Why energy policy is a top priority
The European Environment Agency has published the Air Quality In Europe – 2012 Report. The quality of the air we breathe will always be a matter of concern, both here and abroad. In recent times, at least, no other environmental issue has featured as prominently in the local media, particularly in the wake of further public concern about black dust manifestations, the source of which has been ostensibly identified as the antiquated Marsa power station.
The environment is not just a political issue, stuff for the grindstone of political party spin machines. The environment is a far more complex matter from the purely technical and analytical point of view. This complexity essentially arises from the milieu of components that make it up and that interact dynamically with each other: air, the oceans and freshwater bodies, biodiversity and ecosystems, the earth’s northern and southern ice caps and mountain glaciers and the vastness of land resources that encompasses the basic means of human sustenance that is agriculture.
Furthermore, and this actually militates against managing environmental resources in the most efficient of ways, there still seems to be a lack of awareness about the need to discuss environmental issues in synergy with the state of the economy.
Environment and the economy are two sides of the same coin.
What makes the atmosphere conspicuous is its small mass as compared to the other major non-living environmental systems.
The implication is very significant: that the slightest dose of pollutant emitted into the atmosphere will tend to exert the biggest effect both in terms of environmental impact and human health.
There is no doubt that, locally, there is increasing awareness about the direct link between air quality and human health.
Policymakers at the highest levels – and not just each and every one of us in our use of energy, judicious as it may be – will surely realise the liabilities a country like ours inevitably incurs in subscribing to the economics of polluted air.
Human-induced climate change or, rather, the phenomena that are thought to be somehow attributed to it, only serves to illustrate the sensitivity of the atmosphere.
Carbon dioxide gas has been there for millions of years and scientific evidence clearly suggests its levels have varied substantially over time. The 2007 IPCC Fourth Assessment Report puts atmospheric carbon dioxide levels in the order of 380 parts per million (ppm), minute when compared with the levels of nitrogen, oxygen and argon that constitute the bulk of earth’s gas blanket.
Pre-industrial levels of carbon dioxide were in the order of 280ppm, which implies a steep increase to present levels given the relatively short 200-year timeframe since the beginning of the fossil fuel driven Industrial Revolution.
The scientific community in general is justifiably concerned about the consequences that present and future generations will have to face and global temperature anomalies coupled to models on sea level rise seem to substantiate their well-informed suspicions.

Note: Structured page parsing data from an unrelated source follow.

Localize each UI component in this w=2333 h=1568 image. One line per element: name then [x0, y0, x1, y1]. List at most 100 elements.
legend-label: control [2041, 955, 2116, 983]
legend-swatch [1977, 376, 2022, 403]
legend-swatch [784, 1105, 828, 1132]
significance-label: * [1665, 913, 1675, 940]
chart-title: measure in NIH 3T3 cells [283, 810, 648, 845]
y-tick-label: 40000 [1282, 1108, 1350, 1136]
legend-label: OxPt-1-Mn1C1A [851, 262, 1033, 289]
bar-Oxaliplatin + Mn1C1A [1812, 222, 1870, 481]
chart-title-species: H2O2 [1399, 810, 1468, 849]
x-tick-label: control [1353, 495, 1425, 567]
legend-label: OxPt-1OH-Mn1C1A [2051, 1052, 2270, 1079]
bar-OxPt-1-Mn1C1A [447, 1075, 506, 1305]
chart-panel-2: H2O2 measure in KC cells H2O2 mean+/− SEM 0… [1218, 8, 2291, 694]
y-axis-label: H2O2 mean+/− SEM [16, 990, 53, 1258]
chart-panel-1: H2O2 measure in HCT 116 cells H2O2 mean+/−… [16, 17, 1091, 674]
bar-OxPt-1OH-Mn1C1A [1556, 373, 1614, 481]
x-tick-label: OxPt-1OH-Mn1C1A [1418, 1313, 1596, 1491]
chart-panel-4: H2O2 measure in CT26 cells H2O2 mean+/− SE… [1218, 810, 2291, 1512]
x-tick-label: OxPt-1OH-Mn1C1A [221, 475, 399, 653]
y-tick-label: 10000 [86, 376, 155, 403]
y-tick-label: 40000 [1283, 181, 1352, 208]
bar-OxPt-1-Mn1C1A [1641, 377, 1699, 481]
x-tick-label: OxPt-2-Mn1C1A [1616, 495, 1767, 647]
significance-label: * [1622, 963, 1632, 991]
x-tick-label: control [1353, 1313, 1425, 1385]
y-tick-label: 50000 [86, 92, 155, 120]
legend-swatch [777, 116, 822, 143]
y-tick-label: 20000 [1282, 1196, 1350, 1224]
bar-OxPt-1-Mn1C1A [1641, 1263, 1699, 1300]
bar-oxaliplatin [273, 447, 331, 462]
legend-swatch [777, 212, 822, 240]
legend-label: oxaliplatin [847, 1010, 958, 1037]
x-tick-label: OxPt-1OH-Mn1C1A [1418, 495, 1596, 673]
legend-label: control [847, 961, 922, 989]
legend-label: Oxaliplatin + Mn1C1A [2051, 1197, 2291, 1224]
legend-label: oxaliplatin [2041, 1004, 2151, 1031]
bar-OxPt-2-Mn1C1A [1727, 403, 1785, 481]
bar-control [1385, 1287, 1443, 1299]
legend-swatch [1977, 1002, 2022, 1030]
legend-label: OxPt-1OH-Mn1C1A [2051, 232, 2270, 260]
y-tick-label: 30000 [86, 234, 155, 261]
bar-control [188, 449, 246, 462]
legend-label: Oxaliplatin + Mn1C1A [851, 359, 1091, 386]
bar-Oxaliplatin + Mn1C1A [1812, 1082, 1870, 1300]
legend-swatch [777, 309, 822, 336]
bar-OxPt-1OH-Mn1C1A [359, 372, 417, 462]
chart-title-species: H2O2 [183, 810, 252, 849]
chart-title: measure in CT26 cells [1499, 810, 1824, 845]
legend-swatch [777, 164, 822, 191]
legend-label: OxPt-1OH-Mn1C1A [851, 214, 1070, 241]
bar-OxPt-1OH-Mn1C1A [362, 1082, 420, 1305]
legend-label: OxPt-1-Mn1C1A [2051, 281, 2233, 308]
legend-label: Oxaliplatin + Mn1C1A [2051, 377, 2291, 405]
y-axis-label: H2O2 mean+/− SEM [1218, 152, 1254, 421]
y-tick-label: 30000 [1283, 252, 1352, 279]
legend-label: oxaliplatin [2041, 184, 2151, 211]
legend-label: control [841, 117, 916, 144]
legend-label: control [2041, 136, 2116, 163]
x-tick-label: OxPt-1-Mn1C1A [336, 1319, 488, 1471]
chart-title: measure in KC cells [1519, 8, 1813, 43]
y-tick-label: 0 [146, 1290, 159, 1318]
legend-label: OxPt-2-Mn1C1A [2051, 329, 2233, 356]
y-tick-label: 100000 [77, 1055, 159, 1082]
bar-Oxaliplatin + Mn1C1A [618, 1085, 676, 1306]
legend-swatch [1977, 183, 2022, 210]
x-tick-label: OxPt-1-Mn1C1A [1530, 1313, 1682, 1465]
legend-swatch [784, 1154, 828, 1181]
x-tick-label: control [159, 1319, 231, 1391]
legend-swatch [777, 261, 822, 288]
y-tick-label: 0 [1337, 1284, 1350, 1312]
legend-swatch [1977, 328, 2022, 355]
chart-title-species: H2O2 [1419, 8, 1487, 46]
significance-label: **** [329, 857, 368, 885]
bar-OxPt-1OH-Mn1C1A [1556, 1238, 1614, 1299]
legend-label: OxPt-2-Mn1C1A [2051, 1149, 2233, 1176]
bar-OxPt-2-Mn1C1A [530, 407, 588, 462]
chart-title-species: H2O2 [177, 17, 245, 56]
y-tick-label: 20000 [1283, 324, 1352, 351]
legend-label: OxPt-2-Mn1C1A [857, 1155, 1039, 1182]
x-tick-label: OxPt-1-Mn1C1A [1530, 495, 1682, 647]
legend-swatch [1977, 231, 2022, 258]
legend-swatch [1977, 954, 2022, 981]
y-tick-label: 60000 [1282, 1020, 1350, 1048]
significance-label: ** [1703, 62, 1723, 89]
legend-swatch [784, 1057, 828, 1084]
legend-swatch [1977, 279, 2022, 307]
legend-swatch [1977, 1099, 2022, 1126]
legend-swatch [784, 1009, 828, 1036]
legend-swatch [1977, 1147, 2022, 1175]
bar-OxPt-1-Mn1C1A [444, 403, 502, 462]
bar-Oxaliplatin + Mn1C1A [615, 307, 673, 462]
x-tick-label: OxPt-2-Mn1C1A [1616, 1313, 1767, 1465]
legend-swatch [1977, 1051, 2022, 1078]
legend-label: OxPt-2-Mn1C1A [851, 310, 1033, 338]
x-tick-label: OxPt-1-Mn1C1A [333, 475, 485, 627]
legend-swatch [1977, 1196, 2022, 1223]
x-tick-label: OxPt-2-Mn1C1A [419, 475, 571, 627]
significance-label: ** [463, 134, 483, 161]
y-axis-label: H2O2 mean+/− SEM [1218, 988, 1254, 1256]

In the aftermath of superstorm Sandy, New York mayor Michael Bloomberg endorsed Barack Obama’s presidential re-election campaign in support of the President’s stance on climate change.
The EEA report mentioned above argues about the double advantage in taking effective action and implementing policy designed to cut down on a number of air pollutants such as tropospheric ozone and particulate matter, the latter being described as “climate forcers”.
Tropospheric ozone and particulates are partly the result of human activities. They contribute to a localised deterioration in air quality and, globally, there are climate impacts associated with these emissions.
The technical report purports the EU’s strategic approach that air quality and climate issues should be tackled together within the context of implementing a sustainable energy policy across the bloc.
Malta’s energy sector is back again in the limelight. Sadly, the Marsa power station has recently been reactivated in the aftermath of unexpected technical difficulties at the BWSC extension in Delimara, which, however, may have been optimistically almost solved.
The issues are various and not just about the timeframes about connecting Malta’s power grid with Sicily. Without sounding as if the Government’s efforts in the field should be downplayed in any way, arguing that Malta can afford to take lightly its renewable energy trajectory as set by the National Renewable Energy Action Plan under Directive 2009/28/EC on the lines of what is indicative rather than mandatory is surely untenable given the current state of play. The National Audit Office had already assessed that Malta’s failure to reach the 10 per cent renewables target by 2020 will entail considerable penalties.
The implementation of an energy policy that safeguards security of supply while ensuring that Malta abides by its emissions and climate obligations shall be top priority in the next legislature.
We simply cannot afford to miss.
The author specialises in environmental management.